The United Nations’ Intergovernmental Panel on Climate Change (IPCC) assembles top climate scientists to report to policymakers, which is the purpose of their “grimdark” 6th report, IPCC6. IPCC scientists are known for rectitude and constrained predictions due to consensus decision making and adherence to scientific protocols. Better data and methods, however, and the magnitude of climate disasters sweeping the world, lead to extreme words to fit unfolding climate extremes: “unequivocal,” “unprecedented,” “compounding events,” and “irreversible,” or “permanent changes.” The result of only a 1.1° Celsius (2.0°F) temperature increase! With danger growing, IPCC6 urges “immediate, rapid, and sustained reductions in greenhouse gases.”
Figure 1 frames the big issue. Five scenarios, from the lowest to the highest CO2 emissions, are mapped onto global temperature increases. What’s crucial? To achieve a 67% probability of limiting the future temperature increase to 1.5° Celsius, we must also limit future emissions to 400 gigatons of CO2. At our current emissions rate of 40 gigatons CO2 per year (FAQ, p.122), and with 80 billion debited for 2020 and 2021, we exhaust our remaining 1.5° Celsius carbon budget by 2030. A 3° Celsius (5.4°F) increase by 2100 results if we persist with a 40-gigaton emission rate.
Next, there’s “irreversibility.” Ocean-captured heat and surface glacial melt yield “virtually certain” global sea level rise across the rest of the 21st century. Moreover, sea levels “will continue to rise for centuries to millennia.” We cannot reverse at least 1.4 feet of sea level rise by 2100 – and that’s for the lowest emissions scenario – nor prevent ongoing rises in the 22nd century. These are locked in. More delay will lock in other tipping points
Hope of achieving climate stability by 2100 requires immediate action to reduce CO2 emissions 50% by 2030. How are we doing? Pathetically trivial commitments: a 1% reduction by 2030, 1/50th of required reductions. Fatalism is the worst possible response to such blinkered buck passing, however, because rapid reductions in emissions would stabilize and then reduce global surface temperatures. We would not see discernable changes before 2050, but eventually temperatures would begin to decline very slowly (Fig. 2). In short, we can still prevent runaway climate change.

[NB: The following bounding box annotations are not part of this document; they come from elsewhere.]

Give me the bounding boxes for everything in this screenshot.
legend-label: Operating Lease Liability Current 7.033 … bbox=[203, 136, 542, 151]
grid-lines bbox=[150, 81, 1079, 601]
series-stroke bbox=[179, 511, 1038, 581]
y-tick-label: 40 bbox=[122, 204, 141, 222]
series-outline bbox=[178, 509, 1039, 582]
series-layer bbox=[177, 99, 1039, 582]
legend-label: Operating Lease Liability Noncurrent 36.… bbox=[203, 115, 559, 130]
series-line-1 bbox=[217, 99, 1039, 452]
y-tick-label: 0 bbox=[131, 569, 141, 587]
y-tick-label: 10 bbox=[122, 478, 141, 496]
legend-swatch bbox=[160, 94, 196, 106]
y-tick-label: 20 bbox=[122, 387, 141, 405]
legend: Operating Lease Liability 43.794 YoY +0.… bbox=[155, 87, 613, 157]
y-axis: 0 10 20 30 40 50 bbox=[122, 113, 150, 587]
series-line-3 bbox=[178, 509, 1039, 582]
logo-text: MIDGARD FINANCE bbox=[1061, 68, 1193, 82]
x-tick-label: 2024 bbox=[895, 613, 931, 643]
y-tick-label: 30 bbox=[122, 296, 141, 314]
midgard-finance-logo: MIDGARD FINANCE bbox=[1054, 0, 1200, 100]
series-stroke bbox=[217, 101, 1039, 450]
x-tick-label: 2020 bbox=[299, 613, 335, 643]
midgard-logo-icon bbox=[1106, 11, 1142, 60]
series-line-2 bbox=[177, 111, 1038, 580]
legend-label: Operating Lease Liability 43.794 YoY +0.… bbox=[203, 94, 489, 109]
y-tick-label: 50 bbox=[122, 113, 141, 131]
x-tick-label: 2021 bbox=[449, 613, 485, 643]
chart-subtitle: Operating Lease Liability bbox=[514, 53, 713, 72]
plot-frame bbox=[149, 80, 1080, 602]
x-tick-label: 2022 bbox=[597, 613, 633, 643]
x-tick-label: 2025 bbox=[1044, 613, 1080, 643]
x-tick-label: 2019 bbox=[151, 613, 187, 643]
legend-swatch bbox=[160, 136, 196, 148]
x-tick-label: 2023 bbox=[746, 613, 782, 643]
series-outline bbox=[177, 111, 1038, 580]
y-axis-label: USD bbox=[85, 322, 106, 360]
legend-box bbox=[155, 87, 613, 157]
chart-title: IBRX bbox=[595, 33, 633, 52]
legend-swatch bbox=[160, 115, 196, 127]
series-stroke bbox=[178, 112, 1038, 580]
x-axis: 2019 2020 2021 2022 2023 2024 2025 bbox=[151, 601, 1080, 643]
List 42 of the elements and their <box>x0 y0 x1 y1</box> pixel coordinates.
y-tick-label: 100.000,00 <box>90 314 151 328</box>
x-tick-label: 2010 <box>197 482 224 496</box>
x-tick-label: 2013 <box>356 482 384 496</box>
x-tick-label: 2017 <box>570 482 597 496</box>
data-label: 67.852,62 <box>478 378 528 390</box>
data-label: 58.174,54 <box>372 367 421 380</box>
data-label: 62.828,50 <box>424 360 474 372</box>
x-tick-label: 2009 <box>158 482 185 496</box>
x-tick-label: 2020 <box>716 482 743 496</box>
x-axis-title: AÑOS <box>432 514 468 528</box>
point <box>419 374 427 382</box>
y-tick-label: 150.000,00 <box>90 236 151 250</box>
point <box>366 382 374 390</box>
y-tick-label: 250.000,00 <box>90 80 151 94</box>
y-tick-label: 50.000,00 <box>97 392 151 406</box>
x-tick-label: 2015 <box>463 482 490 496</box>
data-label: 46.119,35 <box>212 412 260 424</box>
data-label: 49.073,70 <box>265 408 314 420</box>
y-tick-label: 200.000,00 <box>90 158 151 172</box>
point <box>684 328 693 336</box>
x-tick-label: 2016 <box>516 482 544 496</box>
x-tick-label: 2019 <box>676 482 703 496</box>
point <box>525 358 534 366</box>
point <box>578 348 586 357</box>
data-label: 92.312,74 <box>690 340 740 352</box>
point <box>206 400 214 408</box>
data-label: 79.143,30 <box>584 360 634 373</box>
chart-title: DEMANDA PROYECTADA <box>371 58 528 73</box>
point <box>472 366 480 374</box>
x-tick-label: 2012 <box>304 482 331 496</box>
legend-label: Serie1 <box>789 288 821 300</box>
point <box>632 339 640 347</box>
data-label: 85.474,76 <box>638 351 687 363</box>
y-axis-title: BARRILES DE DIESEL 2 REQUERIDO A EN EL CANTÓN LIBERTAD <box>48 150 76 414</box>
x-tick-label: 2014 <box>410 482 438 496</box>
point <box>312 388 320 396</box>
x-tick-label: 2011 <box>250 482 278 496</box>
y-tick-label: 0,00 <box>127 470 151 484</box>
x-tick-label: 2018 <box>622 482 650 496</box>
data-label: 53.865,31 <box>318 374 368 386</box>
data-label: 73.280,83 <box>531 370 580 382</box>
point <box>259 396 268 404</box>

We can’t fob this off solely on government because: (1) we are a major part of the problem; (2) full government commitment would prove insufficient. Climate change is not a like moonshot to be turned over exclusively to NASA. It requires WWII-like mobilization where all citizens rise to the cause. Do you drive a gasmobile? New hybrids reach up to 60mpg. Have a home? Its probably bleeding conditioned air like crazy. You can plug leaks, add insulation, slaughter energy hogs, reduce energy use by 50%, and save money. Cut your lawn? Scrap the gas mower, go electric. The list goes on and on. Start somewhere!
Let’s kickstart the change we want by decarbonizing our own lives. Sometimes there’s advantage when governments must follow citizen leaders, especially young ones. “No one,” Greta Thunberg argues, “is too small to make a difference.” Working with our kids we have a chance of turning ‘grimdark’ into ‘hopepunk’.
References
Johnson, Scott K. 2021 (Aug 9). You can’t plead with physics — New IPCC climate report is the clearest guidebook for selecting a future. Ars Technica; https://arstechnica.com/science/2021/08/new-ipcc-climate-report-is-the-clearest-guidebook-for-selecting-a-future/
IPCC. 2021a (Aug 8). Summary for Policy Makers (SPM). In: Climate Change 2021; https://www.ipcc.ch/report/ar6/wg1/#SPM
2021b (Aug 8). Frequently Asked Questions; https://www.ipcc.ch/report/ar6/wg1/#FAQ
2021c (Aug 8). Regional Fact Sheet–Introduction (FCI); https://www.ipcc.ch/report/ar6/wg1/#Regional
Romano, Aja. 2018 (Dec 27). Hopepunk, the latest storytelling trend, is all about weaponized optimism. Vox; https://www.vox.com/2018/12/27/18137571/what-is-hopepunk-noblebright-grimdark
Root, Tik. 2021 (Aug 10). Five key excerpts from the United Nations’ climate change report. Washington Post; https://www.washingtonpost.com/climate-environment/2021/08/10/ipcc-report-un-takeaways/
Thunberg, Greta. 2019. No One is Too Small to Make a Difference. UK: Penguin Books.